I was thrilled to be invited by Post to help judge the Data, Analytics and Technology Awards for Insurance 2015. The process provided a welcome opportunity to broadly assess how the insurance has adopted new technology and to review a number of best-in-class examples.

In recent years, insurance firms have been urged to catch up with other industries which have more readily embraced digital transformation. Among this year's awards entrants, there were a number that served as valuable signposts to the areas in which true progress is indeed being made.

Using data analytics to enhance customer experience
By using historic data and creating models to determine the products and benefits that were most relevant to each particular customer, one insurance company was able to simplify and personalise the online quote process for applicants. This reduced the number of re-quotes required by each customer and increased sales conversion.

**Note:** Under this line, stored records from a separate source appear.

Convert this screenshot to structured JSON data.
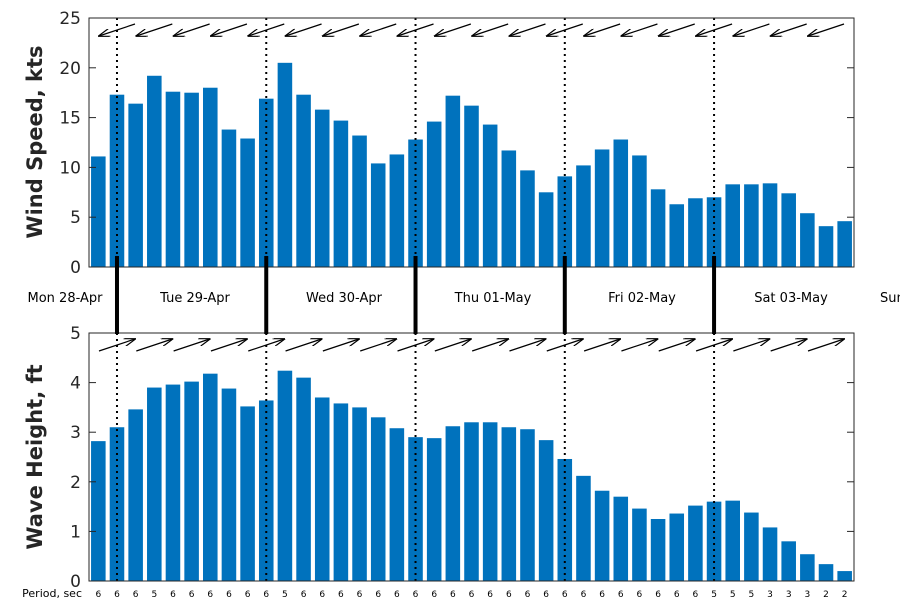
{
  "chart_data": [
    {
      "type": "bar",
      "ylabel": "Wind Speed, kts",
      "ylim": [
        0,
        25
      ],
      "yticks": [
        "0",
        "5",
        "10",
        "15",
        "20",
        "25"
      ],
      "bar_color": "#0072bd",
      "grid": false,
      "values": [
        11.1,
        17.3,
        16.4,
        19.2,
        17.6,
        17.5,
        18.0,
        13.8,
        12.9,
        16.9,
        20.5,
        17.3,
        15.8,
        14.7,
        13.2,
        10.4,
        11.3,
        12.8,
        14.6,
        17.2,
        16.2,
        14.3,
        11.7,
        9.7,
        7.5,
        9.1,
        10.2,
        11.8,
        12.8,
        11.2,
        7.8,
        6.3,
        6.9,
        7.0,
        8.3,
        8.3,
        8.4,
        7.4,
        5.4,
        4.1,
        4.6
      ],
      "direction_arrows": "wind direction arrows, pointing from the east toward the west along the top of the panel"
    },
    {
      "type": "bar",
      "ylabel": "Wave Height, ft",
      "ylim": [
        0,
        5
      ],
      "yticks": [
        "0",
        "1",
        "2",
        "3",
        "4",
        "5"
      ],
      "bar_color": "#0072bd",
      "grid": false,
      "values": [
        2.82,
        3.1,
        3.46,
        3.9,
        3.96,
        4.02,
        4.18,
        3.88,
        3.52,
        3.64,
        4.24,
        4.1,
        3.7,
        3.58,
        3.5,
        3.3,
        3.08,
        2.9,
        2.88,
        3.12,
        3.2,
        3.2,
        3.1,
        3.06,
        2.84,
        2.46,
        2.12,
        1.82,
        1.7,
        1.46,
        1.25,
        1.36,
        1.52,
        1.6,
        1.62,
        1.38,
        1.08,
        0.8,
        0.54,
        0.34,
        0.2
      ],
      "direction_arrows": "wave direction arrows, pointing toward the north-east along the top of the panel",
      "period_caption": "Period, sec",
      "periods": [
        "6",
        "6",
        "6",
        "5",
        "6",
        "6",
        "6",
        "6",
        "6",
        "6",
        "5",
        "6",
        "6",
        "6",
        "6",
        "6",
        "6",
        "6",
        "6",
        "6",
        "6",
        "6",
        "6",
        "6",
        "6",
        "6",
        "6",
        "6",
        "6",
        "6",
        "6",
        "6",
        "6",
        "5",
        "5",
        "5",
        "3",
        "3",
        "3",
        "2",
        "2"
      ]
    }
  ],
  "days": [
    "Mon 28-Apr",
    "Tue 29-Apr",
    "Wed 30-Apr",
    "Thu 01-May",
    "Fri 02-May",
    "Sat 03-May",
    "Sun"
  ],
  "colors": {
    "bar": "#0072bd",
    "separator": "#000000",
    "axis": "#262626"
  }
}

Using data to make brokers' lives easier
Another firm maximised the re-use of data to ensure that brokers never have to input information on the same customer more than once. As a result, the process for applicants who had previously been quoted is processed automatically, enabling brokers to bind a full contract-certain quote in less than 60 seconds.

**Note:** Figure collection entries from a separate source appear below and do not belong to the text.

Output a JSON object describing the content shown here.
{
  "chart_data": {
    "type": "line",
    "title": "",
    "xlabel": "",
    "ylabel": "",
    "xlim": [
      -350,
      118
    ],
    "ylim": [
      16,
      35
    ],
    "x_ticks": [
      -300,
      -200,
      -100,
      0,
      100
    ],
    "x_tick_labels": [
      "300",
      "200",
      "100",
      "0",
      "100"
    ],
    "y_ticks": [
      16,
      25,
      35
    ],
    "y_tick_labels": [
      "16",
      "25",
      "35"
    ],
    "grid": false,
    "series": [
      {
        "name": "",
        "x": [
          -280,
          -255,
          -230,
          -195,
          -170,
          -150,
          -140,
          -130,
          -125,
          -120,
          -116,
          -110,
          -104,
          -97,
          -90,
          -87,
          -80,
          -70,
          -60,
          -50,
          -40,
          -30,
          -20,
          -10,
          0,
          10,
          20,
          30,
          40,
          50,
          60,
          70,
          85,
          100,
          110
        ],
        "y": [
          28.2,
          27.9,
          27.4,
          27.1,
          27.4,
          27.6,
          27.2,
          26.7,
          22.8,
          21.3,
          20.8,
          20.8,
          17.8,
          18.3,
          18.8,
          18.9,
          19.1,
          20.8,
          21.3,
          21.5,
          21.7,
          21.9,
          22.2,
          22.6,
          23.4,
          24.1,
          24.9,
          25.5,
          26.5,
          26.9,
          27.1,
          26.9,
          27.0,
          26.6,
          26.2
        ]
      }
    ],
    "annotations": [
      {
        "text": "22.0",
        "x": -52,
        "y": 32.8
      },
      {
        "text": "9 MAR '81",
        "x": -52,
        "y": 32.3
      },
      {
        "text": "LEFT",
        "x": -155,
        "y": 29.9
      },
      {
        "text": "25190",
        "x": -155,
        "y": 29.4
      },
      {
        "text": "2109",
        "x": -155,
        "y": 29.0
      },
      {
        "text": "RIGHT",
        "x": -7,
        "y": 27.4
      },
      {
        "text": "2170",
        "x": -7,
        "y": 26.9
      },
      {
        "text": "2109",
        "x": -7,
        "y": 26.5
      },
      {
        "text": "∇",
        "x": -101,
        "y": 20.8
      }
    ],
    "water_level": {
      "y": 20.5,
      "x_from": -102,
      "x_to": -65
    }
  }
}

Identifying fraud through data analytics
Using data analytics to process thousands of events per second, another company has developed the ability to understand each policyholder in real time and detect behavioural anomalies. This has allowed for better informed business risk decisions. But the firm can now also detect five times more fraud at application stage.

Using predictive analytics to reduce litigation
One technology partner to insurance firms has developed a solution which uses data from the Claims Portal together with detailed injury data. This provides litigation risk analytics based on recent settlement patterns with specific claimant solicitors, which helps predict what the risk of litigation will be, based on different offer amounts.

The judging process really encouraged me to think about where we might be when the 2016 awards come around. Certainly, there remains scope for insurance firms to build on the above by drawing on far more sources of data - both structured and unstructured, internal and external. They can make a wider use of predictive analytics to drive the hyper-personalisation of their offerings.

Further, by making better use of data, insurers can bundle individual products into something that more closely resembles proactive customer protection services. They may also bring in partners from across their business network to deliver an optimised claims process.

Overall, this year's efforts were very promising and it has been fascinating to see where insurance companies, both large and small, have reached on their digital journeys. At the awards ceremony on 19 November, this year's winners will receive much-deserved recognition. But at the same time, I'll be casting an eye around the room and trying to guess where next year's winners may be taking the sector.

By Jane Tweddle, financial services industry principal at SAP UKI

 

Post's Data, Analytics and Technology Awards for Insurance 2015 will take place on Thursday 19 November at Altitude 360 in the Millbank Tower, in London.

The daytime event will recognise telematics, business intelligence, and data analytics projects, various customer experience initiatives, but also IT and digital teams.